Tempted by the Lightroom - Photoshop CC offer from Adobe of £7.49 per month.  Anyone have any views? I've held off so far as I haven't trusted Adobe to keep the price this low in the future.  If I go with this and keep my install of 5.6 presumably that will always work in future even if I stop the subscription?  Thoughts?


----------



## Jim Wilde (Aug 26, 2014)

I went for the bundle last year, and my subscription has just renewed at the same price (though it's £7.68 for me, so if you're is 21p cheaper you've got even more of a bargain!). I know there are many who don't like a subscription model, but it's never bothered me....I think it's a terrific deal.

Yep, your current perpetual license will always work in the future....but even if you didn't have a perpetual license the recent changes mean that when/if you cancel your subscription then Lightroom will continue to be available, although with reduced functionality (such as Develop and Map modules being unavailable). But all the Library cataloging functions will still work, including Importing and Exporting, and even Quick Develop.


----------



## awp (Aug 26, 2014)

The problem might be that the CC catalgue couldn't be read by LR 5.6 - maybe ok now but not in the future after a few updates.  3 days to think about it before the offer ends.


----------



## Jim Wilde (Aug 26, 2014)

Yes, that would be true when you update to LR6, but as I said you've now got a much bigger safety net if you ever decide to exit the subscription model....and of course then buying a perpetual license may still be an option.


----------



## Medwyn (Aug 26, 2014)

Have just subscribed to Photography CC. Has to be great value at £1.75 per week. I spend more than that on coffee!
I have just started to mess around with the Mobile app on my iPhone and absolutely love it. Just waiting for keywording to be available in it now. Being able to see and edit your photos anywhere and the edits to get synced back to the desktop is great.


----------



## Victoria Bampton (Aug 26, 2014)

Welcome to the forum Medwyn. Thanks for sharing your thoughts!


----------



## SMP (Aug 26, 2014)

Has Lr gone to CC? A colleague of mine today was trying to purchase the student & teacher edition but looking on the Adobe web site all he could find was the subscription based service?

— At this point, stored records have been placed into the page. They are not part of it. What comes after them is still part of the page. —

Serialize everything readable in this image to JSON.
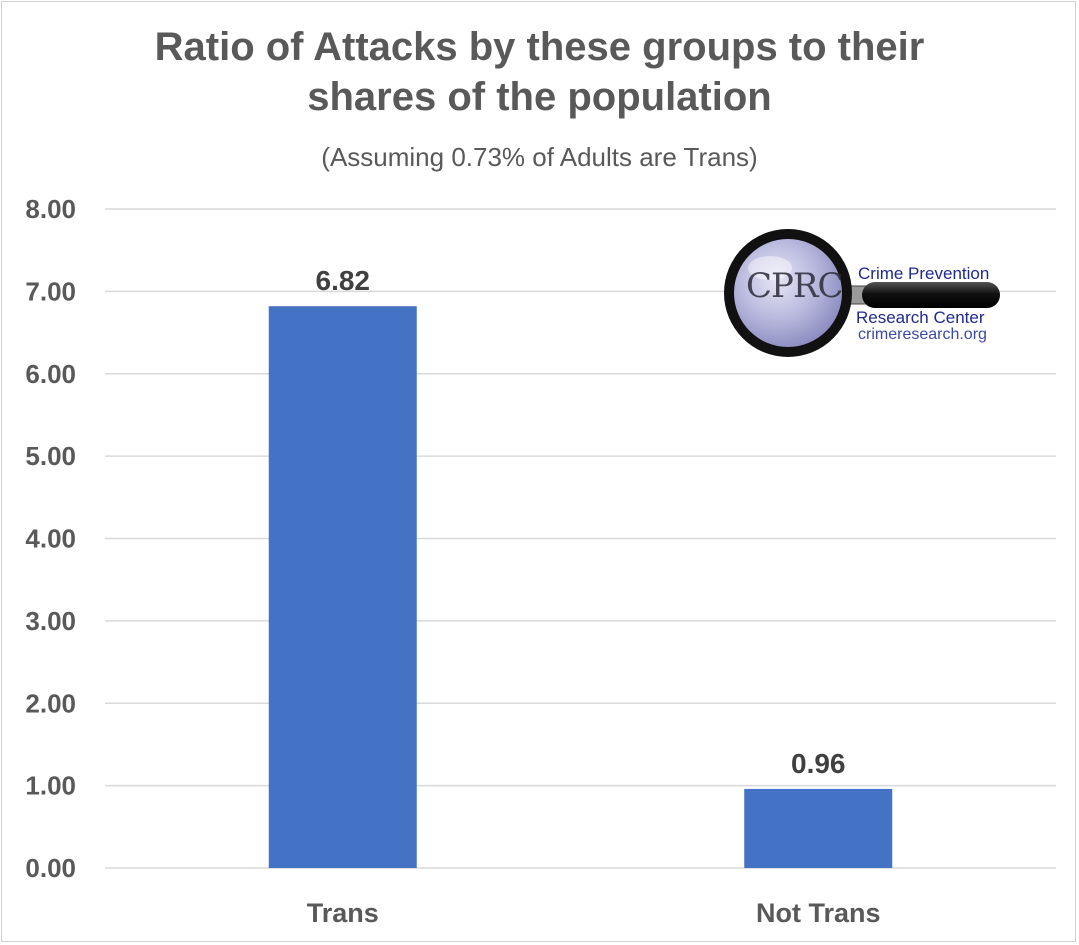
{
  "chart_data": {
    "type": "bar",
    "title_line1": "Ratio of Attacks by these groups to their",
    "title_line2": "shares of the population",
    "subtitle": "(Assuming 0.73% of Adults are Trans)",
    "categories": [
      "Trans",
      "Not Trans"
    ],
    "values": [
      6.82,
      0.96
    ],
    "data_labels": [
      "6.82",
      "0.96"
    ],
    "y_ticks": [
      "0.00",
      "1.00",
      "2.00",
      "3.00",
      "4.00",
      "5.00",
      "6.00",
      "7.00",
      "8.00"
    ],
    "ylim": [
      0,
      8
    ],
    "grid": true,
    "legend": "none",
    "bar_color": "#4472c4",
    "grid_color": "#d9d9d9",
    "text_color": "#595959"
  },
  "logo": {
    "line1": "Crime Prevention",
    "line2": "Research Center",
    "line3": "crimeresearch.org",
    "emblem_text": "CPRC"
  }
}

I have to say I am not a fan of the CCidea at all. I don't want to rent software, I want to own it so I know it inside out not have access to loads of stufff I do not want and will not use. In my opinion Adobe are shooting themselves in the foot, people will abandon them for the likes of Corel and On One. As an alternative to Elements I am looking at Pixelmator on the Mac platform, it's only £20 and gets rave reviews.


----------



## Victoria Bampton (Aug 26, 2014)

It should be there somewhere, but they've hidden it pretty well. TBH I often buy from Amazon as it's easy to find. http://www.amazon.co.uk/Adobe-Photoshop-Lightroom-Student-Teacher/dp/B00CLD7Y5I


----------